Andrés Waissbluth’s Un caballo llamado Elefante (“Elephant, the Horse”) — playing at the Museum of Modern Art (MoMA) as part of the Latin American Cinema: The State of the Art series — is a charming reversal of this trend toward animation. The film deals with two young Chilean brothers’ adventure with their recently deceased grandfather’s prized horse named Elephant. After the horse ingests the grandfather’s golden heirloom watch, the boys follow him, waiting for it to be expelled on a path that ends at a circus. The film might be the first since Pulp Fiction to devote significant screen time to the problem of a gold watch hiding inside a living being.

Much like in Tarantino’s work, Waissbluth employs a pastiche aesthetic, though the Chilean director pulls from different influences than his American counterpart. The first scene involves the boys — Lalo the elder and Roberto the younger — staging an Old West shootout; here, we get the cinematic grammar of the Hollywood Western but with children and their toy guns. The film’s circus setting brings to mind the clown-obsessed Italian auteur Federico Fellini, and the reminiscent whimsy of the children’s journey calls to mind Amarcord, his Academy Award-winning masterpiece of nostalgia for childhood.

The majority of the film delightfully uses live action to tell a children’s fantasy story, though short animated sections convey the plot line of a Western comic that Roberto reads after finding it amid his grandfather’s belongings. The comic tells the tale of a horse named Elephant and his owner, who bears a striking resemblance to the brothers’  grandfather. Pen and ink drawings — stippled to duplicate antique comics’ Benday dot coloring — detail the heroes’ clashes with evildoers while performing at a circus. These widescreen, hand-drawn images are framed tableaus with very simple movement. The sequences opt instead to use visual shorthand for movement, like “speed lines” from comic books that indicate direction of movement.

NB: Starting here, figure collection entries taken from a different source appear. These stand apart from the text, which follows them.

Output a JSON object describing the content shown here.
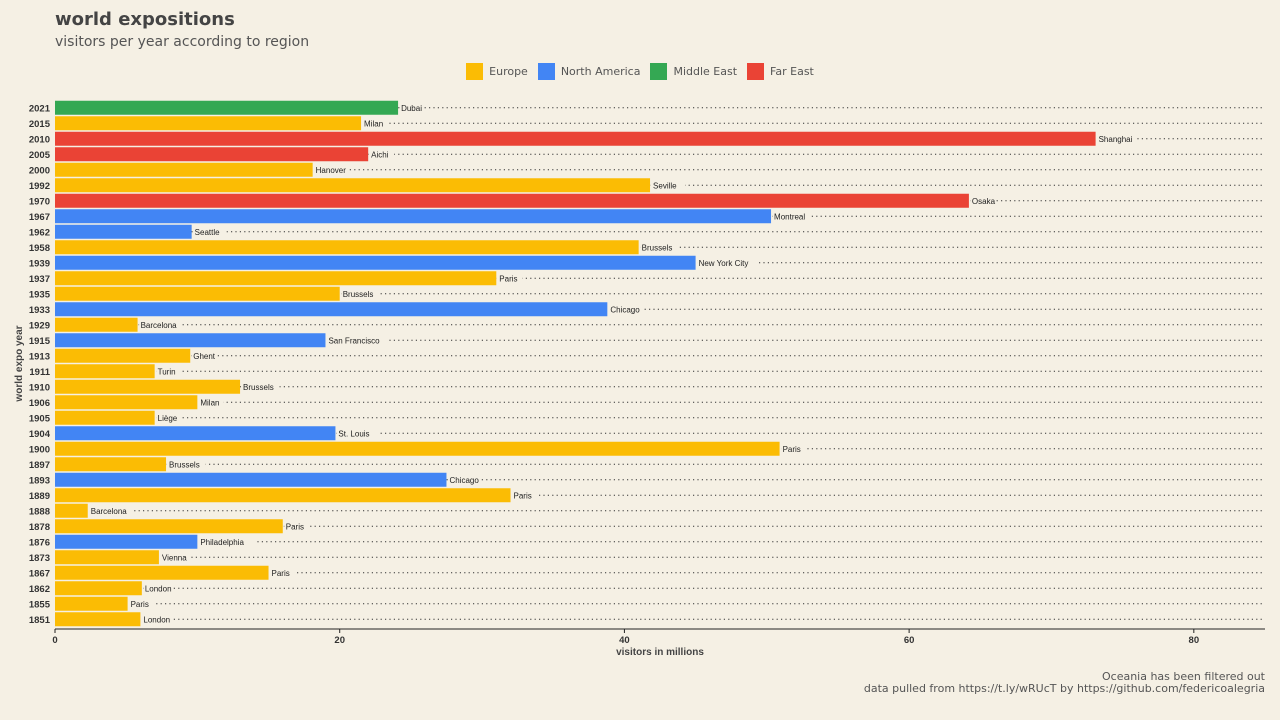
{
  "chart_data": {
    "type": "bar",
    "orientation": "horizontal",
    "title": "world expositions",
    "subtitle": "visitors per year according to region",
    "xlabel": "visitors in millions",
    "ylabel": "world expo year",
    "xlim": [
      0,
      85
    ],
    "xticks": [
      0,
      20,
      40,
      60,
      80
    ],
    "legend_position": "top",
    "legend": [
      {
        "name": "Europe",
        "color": "#fbbc04"
      },
      {
        "name": "North America",
        "color": "#4285f4"
      },
      {
        "name": "Middle East",
        "color": "#34a853"
      },
      {
        "name": "Far East",
        "color": "#ea4335"
      }
    ],
    "bars": [
      {
        "year": "2021",
        "city": "Dubai",
        "value": 24.1,
        "region": "Middle East"
      },
      {
        "year": "2015",
        "city": "Milan",
        "value": 21.5,
        "region": "Europe"
      },
      {
        "year": "2010",
        "city": "Shanghai",
        "value": 73.1,
        "region": "Far East"
      },
      {
        "year": "2005",
        "city": "Aichi",
        "value": 22.0,
        "region": "Far East"
      },
      {
        "year": "2000",
        "city": "Hanover",
        "value": 18.1,
        "region": "Europe"
      },
      {
        "year": "1992",
        "city": "Seville",
        "value": 41.8,
        "region": "Europe"
      },
      {
        "year": "1970",
        "city": "Osaka",
        "value": 64.2,
        "region": "Far East"
      },
      {
        "year": "1967",
        "city": "Montreal",
        "value": 50.3,
        "region": "North America"
      },
      {
        "year": "1962",
        "city": "Seattle",
        "value": 9.6,
        "region": "North America"
      },
      {
        "year": "1958",
        "city": "Brussels",
        "value": 41.0,
        "region": "Europe"
      },
      {
        "year": "1939",
        "city": "New York City",
        "value": 45.0,
        "region": "North America"
      },
      {
        "year": "1937",
        "city": "Paris",
        "value": 31.0,
        "region": "Europe"
      },
      {
        "year": "1935",
        "city": "Brussels",
        "value": 20.0,
        "region": "Europe"
      },
      {
        "year": "1933",
        "city": "Chicago",
        "value": 38.8,
        "region": "North America"
      },
      {
        "year": "1929",
        "city": "Barcelona",
        "value": 5.8,
        "region": "Europe"
      },
      {
        "year": "1915",
        "city": "San Francisco",
        "value": 19.0,
        "region": "North America"
      },
      {
        "year": "1913",
        "city": "Ghent",
        "value": 9.5,
        "region": "Europe"
      },
      {
        "year": "1911",
        "city": "Turin",
        "value": 7.0,
        "region": "Europe"
      },
      {
        "year": "1910",
        "city": "Brussels",
        "value": 13.0,
        "region": "Europe"
      },
      {
        "year": "1906",
        "city": "Milan",
        "value": 10.0,
        "region": "Europe"
      },
      {
        "year": "1905",
        "city": "Liège",
        "value": 7.0,
        "region": "Europe"
      },
      {
        "year": "1904",
        "city": "St. Louis",
        "value": 19.7,
        "region": "North America"
      },
      {
        "year": "1900",
        "city": "Paris",
        "value": 50.9,
        "region": "Europe"
      },
      {
        "year": "1897",
        "city": "Brussels",
        "value": 7.8,
        "region": "Europe"
      },
      {
        "year": "1893",
        "city": "Chicago",
        "value": 27.5,
        "region": "North America"
      },
      {
        "year": "1889",
        "city": "Paris",
        "value": 32.0,
        "region": "Europe"
      },
      {
        "year": "1888",
        "city": "Barcelona",
        "value": 2.3,
        "region": "Europe"
      },
      {
        "year": "1878",
        "city": "Paris",
        "value": 16.0,
        "region": "Europe"
      },
      {
        "year": "1876",
        "city": "Philadelphia",
        "value": 10.0,
        "region": "North America"
      },
      {
        "year": "1873",
        "city": "Vienna",
        "value": 7.3,
        "region": "Europe"
      },
      {
        "year": "1867",
        "city": "Paris",
        "value": 15.0,
        "region": "Europe"
      },
      {
        "year": "1862",
        "city": "London",
        "value": 6.1,
        "region": "Europe"
      },
      {
        "year": "1855",
        "city": "Paris",
        "value": 5.1,
        "region": "Europe"
      },
      {
        "year": "1851",
        "city": "London",
        "value": 6.0,
        "region": "Europe"
      }
    ]
  },
  "footer": {
    "line1": "Oceania has been filtered out",
    "line2": "data pulled from https://t.ly/wRUcT by https://github.com/federicoalegria"
  }
}
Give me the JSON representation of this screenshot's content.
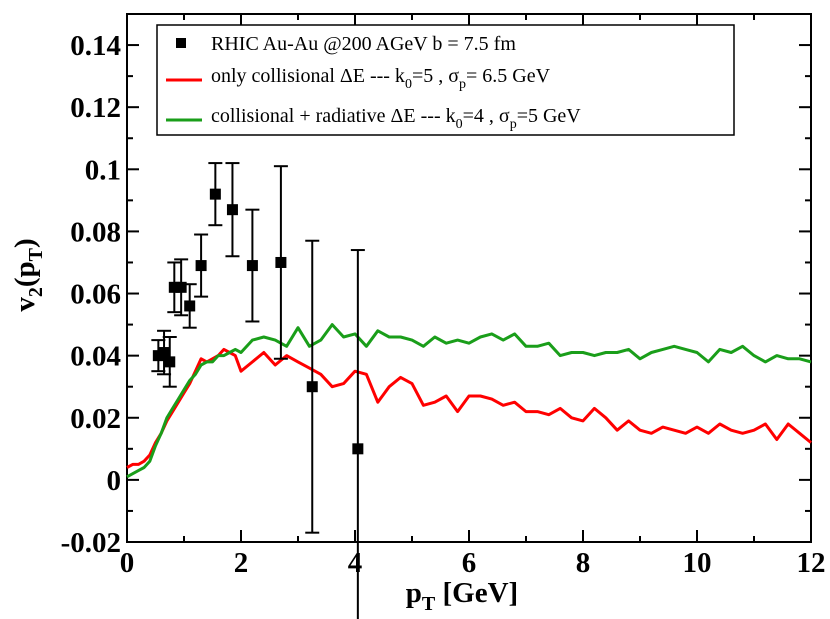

Comic books are responsible for one of the film’s best visual flourishes, drawn from the concept of “the gutter,”  which, in most comic books, is the blank border linking images in a sequence. This element — usually white — pulls together disparate images in a way that unites them in meaning. Waissbluth smartly uses a similar technique here. When Roberto begins reading a comic book story, a gutter-like white border surrounds the photographed image as we transition to animation. The film then transitions to live action, ensconced by white as the animated segment ends. The events of the film very clearly start reflecting those in Roberto’s comic book, and this device links the two accounts visually. The director’s gift for pastiche extends to his propensity for appropriation.

Subtlety, however, is not a part of Waissbluth’s filmmaking skill set. His script — written with Miguel Ángel Labarca and Daniel Laguna — bludgeons the viewer over the head with the same exposition again and again as if worried that anyone watching has a sieve-like short-term memory. The confluence between the boys’ story and the comic’s is often clumsily noted in the dialogue. The film also talks down to audiences with cliché-riddled lines like, “Grandpa asked us to set Elephant free. But it was him who set us free.”

Despite the screenplay’s repetition, Elephant, the Horse is a standout in the lately inactive world of live action’s children films. By prominently focusing some of those compositions on a horse’s bowel movements, the filmmakers give any reviewer an easy opportunity to refer to these images when colorfully describing the film’s quality. Luckily, Waissbluth’s skill as a visual storyteller helps the film avoid that moniker.

Un caballo llamado Elefante (“Elephant, the Horse”) is screening at the Museum of Modern Art (11 W 53rd St, Midtown West, Manhattan) on Sunday, April 2, at 2pm, and Saturday, April 8, at 4pm.